Luego nos condujo al laboratorio policíaco, donde también se halla instalado el museo, y comenzó a contarnos casos en los que había intervenido, casos representados por restos humanos conservados en formaldehido, algunas armas, fragmentos de cuerda, ropas ensangrentadas, y todo ello ilustrado con fotografías de la policía.

En el laboratorio me sentí ya más a gusto, ya que mi principal propósito al visitar al doctor Furuhata era averiguar algo del mismo, en su condición humana. Su estatura es tan grande en su profesión que sólo puede describirla una palabra: la cumbre.

El doctor Furuhata, como otros muchos científicos de primera categoría, es completa y absolutamente imparcial. Su devoción va dedicada a la ciencia, no a la acusación ni a la defensa, sólo a la ciencia de la tarea investigadora, la medicina legal, la serología y las pruebas.

Muy amablemente, sondeó mis ideas. Cuando penetramos en el laboratorio y museo policíaco sabía ya exactamente cuándo yo entendía sus explicaciones y también el significado de lo que él decía.

Se dice que un buen viajante de comercio es aquel que sabe cuándo tiene que cerrar el trato, y por lo mismo cabe afirmar que el buen profesor es aquel que sabe cuándo ha explicado ya debidamente su tesis.

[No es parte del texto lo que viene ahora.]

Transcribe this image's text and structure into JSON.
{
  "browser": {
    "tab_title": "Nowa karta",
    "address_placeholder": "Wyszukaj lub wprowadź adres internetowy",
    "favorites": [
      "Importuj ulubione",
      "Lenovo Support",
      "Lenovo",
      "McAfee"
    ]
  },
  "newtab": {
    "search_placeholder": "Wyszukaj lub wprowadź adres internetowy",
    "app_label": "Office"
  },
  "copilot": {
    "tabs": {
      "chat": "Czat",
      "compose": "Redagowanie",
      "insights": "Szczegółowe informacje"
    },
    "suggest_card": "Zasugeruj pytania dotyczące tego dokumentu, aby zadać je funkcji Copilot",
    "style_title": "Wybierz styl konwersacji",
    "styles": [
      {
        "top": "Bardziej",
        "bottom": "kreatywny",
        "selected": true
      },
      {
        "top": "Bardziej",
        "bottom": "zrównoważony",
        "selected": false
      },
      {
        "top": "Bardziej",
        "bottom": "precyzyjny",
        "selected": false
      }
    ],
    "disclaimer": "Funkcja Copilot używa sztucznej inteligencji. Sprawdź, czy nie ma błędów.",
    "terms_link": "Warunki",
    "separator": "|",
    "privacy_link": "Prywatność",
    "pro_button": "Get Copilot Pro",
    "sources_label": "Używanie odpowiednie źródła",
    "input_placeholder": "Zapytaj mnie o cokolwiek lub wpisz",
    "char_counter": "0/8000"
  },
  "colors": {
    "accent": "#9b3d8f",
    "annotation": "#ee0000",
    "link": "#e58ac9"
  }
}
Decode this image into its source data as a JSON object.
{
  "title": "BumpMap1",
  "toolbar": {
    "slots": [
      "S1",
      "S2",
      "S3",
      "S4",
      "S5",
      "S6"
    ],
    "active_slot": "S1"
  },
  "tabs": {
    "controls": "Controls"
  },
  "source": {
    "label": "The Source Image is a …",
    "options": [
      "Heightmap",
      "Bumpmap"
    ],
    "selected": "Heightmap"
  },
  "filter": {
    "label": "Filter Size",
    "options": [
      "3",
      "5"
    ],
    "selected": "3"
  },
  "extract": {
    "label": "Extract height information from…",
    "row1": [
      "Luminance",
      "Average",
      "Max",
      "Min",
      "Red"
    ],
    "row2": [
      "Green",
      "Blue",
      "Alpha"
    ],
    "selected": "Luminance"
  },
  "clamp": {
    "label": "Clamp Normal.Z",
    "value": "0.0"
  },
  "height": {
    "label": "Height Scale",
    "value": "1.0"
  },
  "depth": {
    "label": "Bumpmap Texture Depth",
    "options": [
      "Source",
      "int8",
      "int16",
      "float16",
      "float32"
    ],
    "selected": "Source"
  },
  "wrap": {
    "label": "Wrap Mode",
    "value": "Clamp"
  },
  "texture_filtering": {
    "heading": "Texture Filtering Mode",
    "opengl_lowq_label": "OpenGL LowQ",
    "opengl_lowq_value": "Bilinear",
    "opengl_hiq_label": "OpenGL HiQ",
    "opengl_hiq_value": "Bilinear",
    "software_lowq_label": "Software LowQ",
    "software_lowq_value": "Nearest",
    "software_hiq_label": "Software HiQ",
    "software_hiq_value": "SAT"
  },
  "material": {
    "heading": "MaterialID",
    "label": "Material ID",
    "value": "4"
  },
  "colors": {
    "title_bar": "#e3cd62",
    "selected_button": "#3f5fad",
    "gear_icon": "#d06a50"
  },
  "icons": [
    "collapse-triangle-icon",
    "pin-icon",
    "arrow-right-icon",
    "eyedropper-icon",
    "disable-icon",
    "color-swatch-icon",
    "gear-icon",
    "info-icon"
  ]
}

El doctor Furuhata siempre calla en el momento preciso, ni demasiado pronto ni demasiado tarde, una vez sus oyentes ya le han entendido.

Por todo esto, el tiempo transcurrió velozmente. Cuando por fin consulté mi reloj, me sentí culpable porque sabía cuán atareado se halla siempre el buen doctor y cuán valioso es su tiempo.

El doctor Furuhata es conocido internacionalmente y respetado y admirado en todos los países. Es un científico japonés que posee la meticulosidad que caracteriza a los de su raza y que, por este motivo, tantos descubrimientos han realizado en el campo de la investigación médica. Pero, además, el doctor Furuhata es un individuo sumamente dinámico que reúne todo el material disponible antes de llegar a una conclusión, y que cuando llega a la misma sabe que es la acertada.

Debido a que la medicina legal tiene tanta importancia en nuestra vida, a que los descubrimientos del doctor Furuhata han sido de un gran valor en la investigación de muchos crímenes, y a que sus conocimientos han hecho avanzar grandemente la ciencia de la serología, deseo aprovechar esta oportunidad y dedicar este libro a mi buen amigo,

TANEMOTO FURUHATA, M. D., M. J. A., Profesor Benemérito de la Universidad de Tokio.